A giugno, l’avvocato e direttore di uno studio legale, Aliabbas Rustamov, conosciuto per la sua critica al governo, è stato accusato di estorsione. Il 21 luglio Husan Huseynli, leader di una rispettata ONG azera con sede a Ganja, è stato arrestato e duramente condannato a sei anni per un crimine che non ha commesso – aver pugnalato un uomo. L’organizzazione di Huseynli  si occupava dei giovani e li aiutava a cercare opportunità educative all’estero. Secondo gli avvocati difensori, l’accusa contro Huseynli non è altro che un tentativo di soffocare un’organizzazione indipendente. Il 4 luglio, il giovane attivista e blogger Omar Mammadov è stato condannato a 5 anni di prigione per possesso e vendita illegale di stupefacenti.

Il perché di un’emergenza

La repressione si è manifestata in molti modi: congelamento di conti bancari, rifiuto di registrare le ONG e i finanziamenti ricevuti, intimidazione, ricatto, estorsione e infine detenzione e arresto. Le accuse criminali contro le voci critiche in Azerbaijan sono cresciute in varietà, passando dal “semplice” vandalismo ad accuse per possesso di droga, o addirittura a crimini più pesanti come possesso di armi, contrabbando, tradimento, evasione fiscale e così via. Sembra anche esserci una fattore età, con i dissidenti più anziani chiamati a scontare accuse e pene più pesanti. Mentre la vecchia generazione è accusata di evasione fiscale e affari illeciti, gli attivisti più giovani, in genere membri di movimenti giovanili o blogger, sono accusati di possesso illegale di stupefacenti insieme ad una delle accuse più comuni in Azerbaijan, il vandalismo.

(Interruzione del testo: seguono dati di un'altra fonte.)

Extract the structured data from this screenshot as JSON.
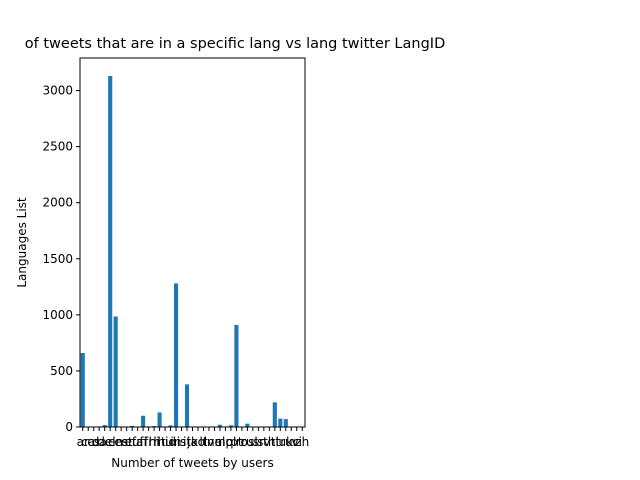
{
  "chart_data": {
    "type": "bar",
    "title": "of tweets that are in a specific lang vs lang twitter LangID",
    "xlabel": "Number of tweets by users",
    "ylabel": "Languages List",
    "categories": [
      "ar",
      "ca",
      "cs",
      "da",
      "de",
      "el",
      "en",
      "es",
      "et",
      "eu",
      "fa",
      "fi",
      "fr",
      "hi",
      "ht",
      "hu",
      "id",
      "in",
      "is",
      "it",
      "ja",
      "ko",
      "lt",
      "lv",
      "ne",
      "nl",
      "no",
      "pl",
      "pt",
      "ro",
      "ru",
      "sl",
      "sr",
      "sv",
      "th",
      "tl",
      "tr",
      "uk",
      "ur",
      "vi",
      "zh"
    ],
    "values": [
      660,
      0,
      2,
      5,
      18,
      3130,
      985,
      5,
      2,
      10,
      3,
      100,
      5,
      8,
      130,
      0,
      15,
      1280,
      0,
      380,
      3,
      0,
      0,
      2,
      0,
      20,
      0,
      15,
      910,
      0,
      30,
      0,
      0,
      2,
      2,
      220,
      75,
      70,
      0,
      5,
      2
    ],
    "ylim": [
      0,
      3290
    ],
    "yticks": [
      0,
      500,
      1000,
      1500,
      2000,
      2500,
      3000
    ],
    "xtick_labels": [
      "ar",
      "ca",
      "cs",
      "da",
      "de",
      "el",
      "en",
      "es",
      "et",
      "eu",
      "fa",
      "fi",
      "fr",
      "hi",
      "ht",
      "hu",
      "id",
      "in",
      "is",
      "it",
      "ja",
      "ko",
      "lt",
      "lv",
      "ne",
      "nl",
      "no",
      "pl",
      "pt",
      "ro",
      "ru",
      "sl",
      "sr",
      "sv",
      "th",
      "tl",
      "tr",
      "uk",
      "ur",
      "vi",
      "zh"
    ],
    "bar_color": "#1f77b4",
    "grid": false,
    "legend": "none"
  }
}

Non ci sono dubbi che la stretta sui diritti umani in corso in Azerbaijan è un tentativo del governo di ridurre al silenzio le poche voci rimaste libere nel paese e possibilmente liberarsi di ogni oppositore capace di ottenere consensi e sfidare le autorità dentro o fuori il processo elettorale. Questo spiega anche gli arresti mirati e le accuse contro membri di movimenti giovanili come NIDA, che lo scorso maggio sono stati condannati a scontare dai 6 agli 8 anni di carcere, proprio pochi giorni prima dell’avvio della presidenza azera del Consiglio d’Europa.

Con una strategia del “no man left behind”, le autorità azere stanno preparando la strada verso una leadership totalitaria nascosta dietro la vuota formula del “fascino europeo dell’Oriente”. In definitiva, nell’arco di tre mesi dal momento in cui l’Azerbaijan ha assunto la guida del Comitato dei ministri del Consiglio d’Europa, 14 persone sono finite in carcere, per non citare il numero di attivisti e individui processati prima della presidenza azera. La lista dei prigionieri politici si allunga in Azerbaijan, e finora non ci sono state né risposte né sanzioni da parte dei paesi democratici. Probabilmente il cosiddetto fascino dell’Oriente sta compiendo la sua magia.